Ein Staatsgast wird im Kanzleramt zwar immer freundlich und ehrenhaft empfangen, aber gelegentlich auch – und vor allem dann, wenn es sein muss – mit klarer Kante verabschiedet. Diese Erfahrung hat Theresa May gemacht. Und auch Boris Johnson ist es in Berlin nicht anders ergangen. Die Brexit-Verhandlungen sind aus europäischer Sicht durch – da mag sich der blonde Populist aus London mit seinen Drohungen noch so sehr als kleiner Donald Trump inszenieren.

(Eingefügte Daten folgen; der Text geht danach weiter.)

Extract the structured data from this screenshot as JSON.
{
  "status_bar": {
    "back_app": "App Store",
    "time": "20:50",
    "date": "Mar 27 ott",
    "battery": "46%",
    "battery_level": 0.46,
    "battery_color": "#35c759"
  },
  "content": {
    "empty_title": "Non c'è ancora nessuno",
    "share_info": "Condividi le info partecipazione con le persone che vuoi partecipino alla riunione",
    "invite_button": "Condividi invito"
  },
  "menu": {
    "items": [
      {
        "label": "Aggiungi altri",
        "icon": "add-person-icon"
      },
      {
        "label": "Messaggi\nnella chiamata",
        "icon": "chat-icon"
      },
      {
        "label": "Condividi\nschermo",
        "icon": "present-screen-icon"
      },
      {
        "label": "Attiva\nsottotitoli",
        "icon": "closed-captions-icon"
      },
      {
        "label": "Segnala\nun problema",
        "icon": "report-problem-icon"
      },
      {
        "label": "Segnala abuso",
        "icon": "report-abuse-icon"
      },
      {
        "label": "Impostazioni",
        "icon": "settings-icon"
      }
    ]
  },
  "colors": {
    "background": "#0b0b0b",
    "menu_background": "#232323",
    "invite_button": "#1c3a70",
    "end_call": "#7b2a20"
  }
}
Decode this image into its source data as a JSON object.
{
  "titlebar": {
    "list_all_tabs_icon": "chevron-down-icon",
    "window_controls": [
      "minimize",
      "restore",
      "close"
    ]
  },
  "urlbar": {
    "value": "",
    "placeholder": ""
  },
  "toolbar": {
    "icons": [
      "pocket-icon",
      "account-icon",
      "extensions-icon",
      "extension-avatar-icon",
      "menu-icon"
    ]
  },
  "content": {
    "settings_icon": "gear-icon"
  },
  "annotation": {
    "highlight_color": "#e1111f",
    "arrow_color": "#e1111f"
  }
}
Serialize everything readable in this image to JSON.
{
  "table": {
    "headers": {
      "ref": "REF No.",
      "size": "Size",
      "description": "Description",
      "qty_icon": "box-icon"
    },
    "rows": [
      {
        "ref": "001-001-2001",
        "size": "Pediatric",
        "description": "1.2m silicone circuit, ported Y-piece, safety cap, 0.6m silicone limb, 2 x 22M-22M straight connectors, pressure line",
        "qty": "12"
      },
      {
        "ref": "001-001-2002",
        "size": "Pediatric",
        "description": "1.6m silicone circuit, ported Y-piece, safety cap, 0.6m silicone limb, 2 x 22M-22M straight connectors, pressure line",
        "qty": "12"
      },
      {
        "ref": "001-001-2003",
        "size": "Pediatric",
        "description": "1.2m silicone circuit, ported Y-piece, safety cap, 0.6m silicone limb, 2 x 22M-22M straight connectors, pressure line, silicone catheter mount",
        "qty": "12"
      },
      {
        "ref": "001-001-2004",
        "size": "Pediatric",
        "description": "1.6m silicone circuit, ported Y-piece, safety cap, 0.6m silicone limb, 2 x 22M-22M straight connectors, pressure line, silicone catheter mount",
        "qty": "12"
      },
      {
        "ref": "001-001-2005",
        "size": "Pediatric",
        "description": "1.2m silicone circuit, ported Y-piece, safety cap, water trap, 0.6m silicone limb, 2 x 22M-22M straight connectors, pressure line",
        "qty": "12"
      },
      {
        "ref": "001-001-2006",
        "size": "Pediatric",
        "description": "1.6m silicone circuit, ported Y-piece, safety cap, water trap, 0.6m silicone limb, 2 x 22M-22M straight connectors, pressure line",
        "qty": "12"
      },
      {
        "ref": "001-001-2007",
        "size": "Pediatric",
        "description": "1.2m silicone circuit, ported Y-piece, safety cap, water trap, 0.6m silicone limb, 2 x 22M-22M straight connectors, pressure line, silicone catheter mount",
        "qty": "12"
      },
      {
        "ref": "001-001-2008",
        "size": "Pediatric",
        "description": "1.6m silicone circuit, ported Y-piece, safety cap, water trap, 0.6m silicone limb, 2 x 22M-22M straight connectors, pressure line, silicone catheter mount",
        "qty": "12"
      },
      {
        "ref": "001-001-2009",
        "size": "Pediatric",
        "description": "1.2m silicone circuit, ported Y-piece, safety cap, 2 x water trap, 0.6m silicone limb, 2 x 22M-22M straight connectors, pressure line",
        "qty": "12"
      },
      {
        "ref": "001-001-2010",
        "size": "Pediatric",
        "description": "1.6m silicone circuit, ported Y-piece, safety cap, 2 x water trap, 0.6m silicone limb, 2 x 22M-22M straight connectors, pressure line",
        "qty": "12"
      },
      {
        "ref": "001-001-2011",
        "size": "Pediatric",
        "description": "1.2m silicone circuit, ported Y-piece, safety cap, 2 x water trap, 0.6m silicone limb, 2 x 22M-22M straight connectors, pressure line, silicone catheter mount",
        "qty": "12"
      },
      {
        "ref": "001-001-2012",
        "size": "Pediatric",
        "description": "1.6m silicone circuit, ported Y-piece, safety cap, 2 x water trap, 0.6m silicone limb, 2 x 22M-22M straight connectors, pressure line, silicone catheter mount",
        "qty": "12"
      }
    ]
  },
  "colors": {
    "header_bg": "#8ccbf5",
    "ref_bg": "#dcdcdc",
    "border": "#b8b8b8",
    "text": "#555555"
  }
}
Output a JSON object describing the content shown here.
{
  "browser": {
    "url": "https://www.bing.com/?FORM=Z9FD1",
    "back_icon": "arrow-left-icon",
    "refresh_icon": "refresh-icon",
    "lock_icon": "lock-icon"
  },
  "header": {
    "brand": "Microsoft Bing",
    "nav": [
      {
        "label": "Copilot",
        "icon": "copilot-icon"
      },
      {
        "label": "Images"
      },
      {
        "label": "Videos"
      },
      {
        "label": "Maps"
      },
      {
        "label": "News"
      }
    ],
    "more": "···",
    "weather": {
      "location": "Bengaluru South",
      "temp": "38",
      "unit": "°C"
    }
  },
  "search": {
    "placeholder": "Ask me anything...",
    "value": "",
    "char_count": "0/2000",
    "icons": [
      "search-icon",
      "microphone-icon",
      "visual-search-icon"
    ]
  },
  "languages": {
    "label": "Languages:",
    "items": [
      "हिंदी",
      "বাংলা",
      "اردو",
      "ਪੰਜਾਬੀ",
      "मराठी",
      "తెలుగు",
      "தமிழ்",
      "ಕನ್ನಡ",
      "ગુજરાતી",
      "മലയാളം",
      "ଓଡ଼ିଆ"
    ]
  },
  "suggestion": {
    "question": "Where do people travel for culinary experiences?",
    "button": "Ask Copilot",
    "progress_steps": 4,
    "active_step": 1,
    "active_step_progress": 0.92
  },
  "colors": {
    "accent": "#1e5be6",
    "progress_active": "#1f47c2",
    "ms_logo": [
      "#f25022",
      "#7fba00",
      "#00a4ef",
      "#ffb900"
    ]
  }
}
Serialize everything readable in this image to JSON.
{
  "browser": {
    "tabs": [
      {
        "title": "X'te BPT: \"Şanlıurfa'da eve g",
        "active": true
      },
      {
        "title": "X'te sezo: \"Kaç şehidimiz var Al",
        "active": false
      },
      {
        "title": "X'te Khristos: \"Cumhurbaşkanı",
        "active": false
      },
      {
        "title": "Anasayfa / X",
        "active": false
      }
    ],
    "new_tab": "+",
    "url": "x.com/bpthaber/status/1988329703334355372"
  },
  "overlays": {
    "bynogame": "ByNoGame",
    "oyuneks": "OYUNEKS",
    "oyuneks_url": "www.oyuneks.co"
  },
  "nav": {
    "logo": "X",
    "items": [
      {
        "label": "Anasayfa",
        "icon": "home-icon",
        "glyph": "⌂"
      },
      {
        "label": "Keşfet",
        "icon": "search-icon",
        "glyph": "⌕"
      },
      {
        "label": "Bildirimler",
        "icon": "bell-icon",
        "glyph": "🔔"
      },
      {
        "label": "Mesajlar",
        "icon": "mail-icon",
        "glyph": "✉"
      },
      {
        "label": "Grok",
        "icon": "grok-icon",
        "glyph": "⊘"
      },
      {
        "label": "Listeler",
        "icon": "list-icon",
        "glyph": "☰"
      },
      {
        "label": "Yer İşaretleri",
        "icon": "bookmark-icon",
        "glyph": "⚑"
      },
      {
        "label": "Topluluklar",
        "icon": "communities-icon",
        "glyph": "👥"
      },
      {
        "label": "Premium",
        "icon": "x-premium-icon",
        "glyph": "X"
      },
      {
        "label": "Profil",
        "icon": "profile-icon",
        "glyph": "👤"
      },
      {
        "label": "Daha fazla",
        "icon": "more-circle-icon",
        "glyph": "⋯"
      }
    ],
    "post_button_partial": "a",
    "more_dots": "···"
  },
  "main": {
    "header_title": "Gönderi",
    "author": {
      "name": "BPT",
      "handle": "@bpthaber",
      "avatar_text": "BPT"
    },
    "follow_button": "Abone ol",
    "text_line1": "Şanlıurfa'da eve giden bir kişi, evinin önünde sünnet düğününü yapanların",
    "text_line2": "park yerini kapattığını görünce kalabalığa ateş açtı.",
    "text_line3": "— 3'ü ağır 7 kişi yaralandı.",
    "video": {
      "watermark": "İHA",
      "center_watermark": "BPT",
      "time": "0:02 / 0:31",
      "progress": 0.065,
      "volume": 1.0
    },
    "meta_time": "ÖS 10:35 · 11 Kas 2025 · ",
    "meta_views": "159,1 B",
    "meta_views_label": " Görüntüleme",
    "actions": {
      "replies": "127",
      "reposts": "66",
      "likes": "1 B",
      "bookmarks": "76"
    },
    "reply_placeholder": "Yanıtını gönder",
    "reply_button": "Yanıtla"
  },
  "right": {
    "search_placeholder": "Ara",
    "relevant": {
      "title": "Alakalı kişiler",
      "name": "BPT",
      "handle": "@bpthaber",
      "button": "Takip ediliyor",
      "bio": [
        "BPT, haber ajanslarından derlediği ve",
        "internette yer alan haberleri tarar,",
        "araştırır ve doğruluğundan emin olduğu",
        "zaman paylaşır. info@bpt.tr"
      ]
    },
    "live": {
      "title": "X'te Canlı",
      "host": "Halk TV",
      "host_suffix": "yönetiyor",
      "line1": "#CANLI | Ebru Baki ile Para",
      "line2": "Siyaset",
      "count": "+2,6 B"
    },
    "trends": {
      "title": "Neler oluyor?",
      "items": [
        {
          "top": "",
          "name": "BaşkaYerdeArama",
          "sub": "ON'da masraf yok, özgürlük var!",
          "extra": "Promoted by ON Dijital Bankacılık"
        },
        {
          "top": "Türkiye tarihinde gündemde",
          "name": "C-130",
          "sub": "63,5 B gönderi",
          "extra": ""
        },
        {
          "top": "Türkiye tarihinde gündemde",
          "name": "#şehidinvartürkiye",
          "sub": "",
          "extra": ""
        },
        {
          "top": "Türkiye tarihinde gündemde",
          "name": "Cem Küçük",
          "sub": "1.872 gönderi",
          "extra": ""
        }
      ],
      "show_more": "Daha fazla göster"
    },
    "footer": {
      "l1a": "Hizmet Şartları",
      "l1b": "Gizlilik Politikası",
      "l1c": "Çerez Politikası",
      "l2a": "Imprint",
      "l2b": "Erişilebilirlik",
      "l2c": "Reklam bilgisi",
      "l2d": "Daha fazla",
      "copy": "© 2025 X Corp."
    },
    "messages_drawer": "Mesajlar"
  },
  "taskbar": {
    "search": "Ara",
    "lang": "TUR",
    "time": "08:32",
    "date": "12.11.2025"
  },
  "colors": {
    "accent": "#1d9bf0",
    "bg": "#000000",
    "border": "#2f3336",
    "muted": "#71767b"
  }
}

Mittwoch, 21.08.2019, 19:28 Uhr
Boris Johnson, Premierminister von Großbritannien, spricht bei einer gemeinsamen Pressekonferenz mit Bundeskanzklerin Merkel im Bundeskanzleramt. 
Boris Johnson, Premierminister von Großbritannien, spricht bei einer gemeinsamen Pressekonferenz mit Bundeskanzklerin Merkel im Bundeskanzleramt.  Foto: dpa

Insbesondere die deutsche Exportwirtschaft wird unter einem harten EU-Austritt der Briten leiden. Da gibt es nichts zu beschönigen. Gleichwohl muss Johnson klar sein, dass sich die Europäer in der Brexit-Frage nicht spalten lassen. Denn wenn es Johnson gelingen sollte, die Europäer zu erpressen – dann hätte Donald Trump ein umso leichteres Spiel im Handels- und Zollstreit mit Brüssel. Also: abgehakt.

Boris Johnson besucht Europa, solange es noch geht – erst Berlin, dann Paris. Die Abfuhr der EU ist längst eingepreist. Der Brite nutzt die Staatsbesuche in eigener ­Sache. In London herrscht Wahlkampf. Da ist er wieder – der blonde Populist: Er plant Neuwahlen und damit seinen Machterhalt. Ganz der Trump von der Insel.